In the recent discussions related to once again having to “prove” the worthiness of RDF/RDFa, HTML5 lead editor, Ian Hickson, wrote the following in a note posted to one of the HTML working group’s email list.

Also, while the solutions we’re designing will almost certainly still be in use decades from now, and will almost certainly influence the solutions in use centuries from now, we are not actually designing the solutions for the problems seen decades from now.

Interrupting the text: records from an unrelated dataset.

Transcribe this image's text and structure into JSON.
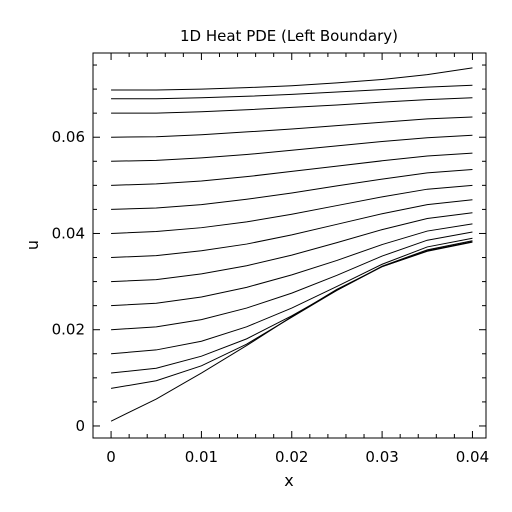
{
  "chart_data": {
    "type": "line",
    "title": "1D Heat PDE (Left Boundary)",
    "xlabel": "x",
    "ylabel": "u",
    "xlim": [
      -0.002,
      0.0415
    ],
    "ylim": [
      -0.0025,
      0.0775
    ],
    "x_ticks": [
      0,
      0.01,
      0.02,
      0.03,
      0.04
    ],
    "x_tick_labels": [
      "0",
      "0.01",
      "0.02",
      "0.03",
      "0.04"
    ],
    "y_ticks": [
      0,
      0.02,
      0.04,
      0.06
    ],
    "y_tick_labels": [
      "0",
      "0.02",
      "0.04",
      "0.06"
    ],
    "grid": false,
    "line_color": "#000000",
    "x": [
      0,
      0.005,
      0.01,
      0.015,
      0.02,
      0.025,
      0.03,
      0.035,
      0.04
    ],
    "series": [
      {
        "values": [
          0.001,
          0.0056,
          0.011,
          0.0167,
          0.0227,
          0.0284,
          0.0331,
          0.0363,
          0.0382
        ]
      },
      {
        "values": [
          0.0078,
          0.0094,
          0.0125,
          0.017,
          0.0226,
          0.0282,
          0.0331,
          0.0364,
          0.0383
        ]
      },
      {
        "values": [
          0.011,
          0.012,
          0.0145,
          0.0181,
          0.0229,
          0.0282,
          0.0332,
          0.0366,
          0.0385
        ]
      },
      {
        "values": [
          0.015,
          0.0158,
          0.0176,
          0.0206,
          0.0245,
          0.029,
          0.0336,
          0.0372,
          0.039
        ]
      },
      {
        "values": [
          0.02,
          0.0206,
          0.0221,
          0.0245,
          0.0276,
          0.0313,
          0.0353,
          0.0386,
          0.0403
        ]
      },
      {
        "values": [
          0.025,
          0.0255,
          0.0268,
          0.0288,
          0.0314,
          0.0344,
          0.0377,
          0.0405,
          0.042
        ]
      },
      {
        "values": [
          0.03,
          0.0304,
          0.0316,
          0.0333,
          0.0355,
          0.0381,
          0.0408,
          0.0431,
          0.0443
        ]
      },
      {
        "values": [
          0.035,
          0.0354,
          0.0364,
          0.0378,
          0.0397,
          0.0419,
          0.0441,
          0.046,
          0.047
        ]
      },
      {
        "values": [
          0.04,
          0.0404,
          0.0412,
          0.0424,
          0.044,
          0.0458,
          0.0476,
          0.0492,
          0.05
        ]
      },
      {
        "values": [
          0.045,
          0.0453,
          0.046,
          0.0471,
          0.0484,
          0.0499,
          0.0513,
          0.0526,
          0.0533
        ]
      },
      {
        "values": [
          0.05,
          0.0503,
          0.0509,
          0.0518,
          0.0529,
          0.054,
          0.0551,
          0.0561,
          0.0567
        ]
      },
      {
        "values": [
          0.055,
          0.0552,
          0.0557,
          0.0564,
          0.0573,
          0.0582,
          0.0591,
          0.0599,
          0.0604
        ]
      },
      {
        "values": [
          0.06,
          0.0601,
          0.0605,
          0.0611,
          0.0617,
          0.0624,
          0.0631,
          0.0638,
          0.0642
        ]
      },
      {
        "values": [
          0.065,
          0.065,
          0.0653,
          0.0657,
          0.0662,
          0.0667,
          0.0673,
          0.0678,
          0.0682
        ]
      },
      {
        "values": [
          0.068,
          0.068,
          0.0682,
          0.0685,
          0.0689,
          0.0694,
          0.0699,
          0.0704,
          0.0708
        ]
      },
      {
        "values": [
          0.0698,
          0.0698,
          0.07,
          0.0703,
          0.0707,
          0.0713,
          0.072,
          0.073,
          0.0744
        ]
      }
    ]
  }
}
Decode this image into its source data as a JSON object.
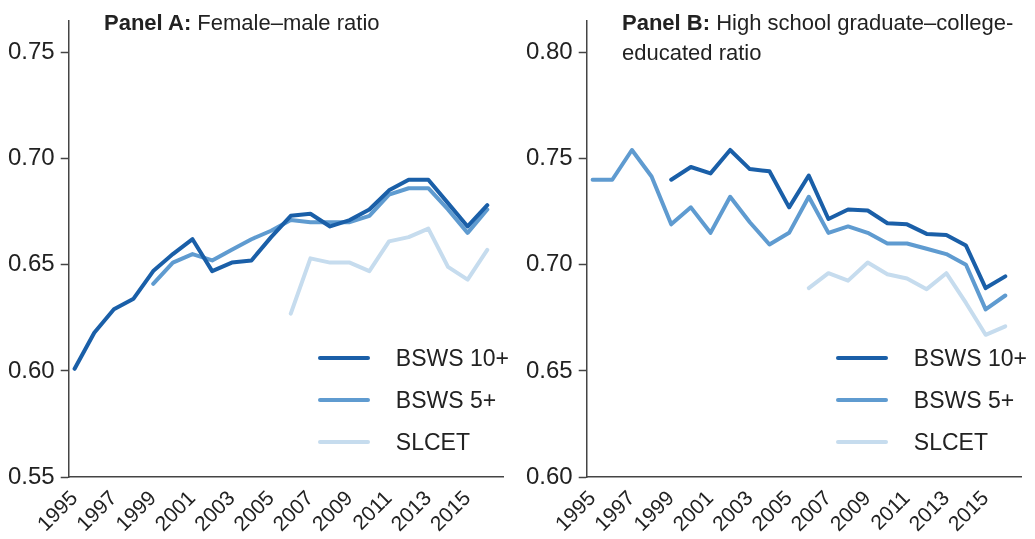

That is to say, we are trying to solve the problems of today and the next few years, with a design that will be extensible in the future by the maintainers of HTML once they know what the problems of the future are. HTML5 is not the end of the road; when HTML5 is widely deployed and used, then we will be able to design HTML6 on top of it. And so forth.

Thus there is no need for HTML5 to have author-usable features for extensibility to solve the problems of decades from now. The extensibility mechanisms for authors (and HMTL5 has many …) should solve _today’s_ problems; and the language should be designed in such a way that the future maintainers of HTML can later extend the language to fix their problems. This is just how HTML4 was done; it’s how CSS was done; it’s how XML was done (you can’t invent new XML syntax, for instance, that would require a new version of XML).

In this writing, I’ve only looked at the most trivial aspects of the RDF model and its RDFa serialization. If HTML5 fails with something as primitive as a simple RDF triple, it will certainly continue to fail for anything more complex. However, the point on this writing isn’t to highlight the shortcomings of HTML5, as a whole, but to demonstrate that the extension mechanisms within HTML5 are not sophisticated enough to handle existing needs. Not some future extensiblity, as Ian notes, but a need that exists today.

RDF is a rich data model with widespread use, documented by a mature specification, supported by any number of tools in any number of applications, in use by any number of companies, for any number of purposes. It is not some lightweight Johnny-come-lately that can be disregarded and ignored because it doesn’t satisfy a small group’s determination of what is, or is not, essential to the web. We don’t have to justify our interest in RDF, and therefore are fully within our rights to ask that it be supported in any web page markup currently under development by the W3C.

Now, if the HTML5 working group wishes to demonstrate that the RDF model can be implemented in HTML5, as is, then they should do so. They should not, though, demand that we give up the RDF model in order to support some other model, just because they don’t happen to see the need for RDF for themselves.

We in the RDF community are not asking the HTML5 working group to support …extensibility to solve problems of decades from now. We’re asking for a solution to a problem that exists today. Now. This very moment.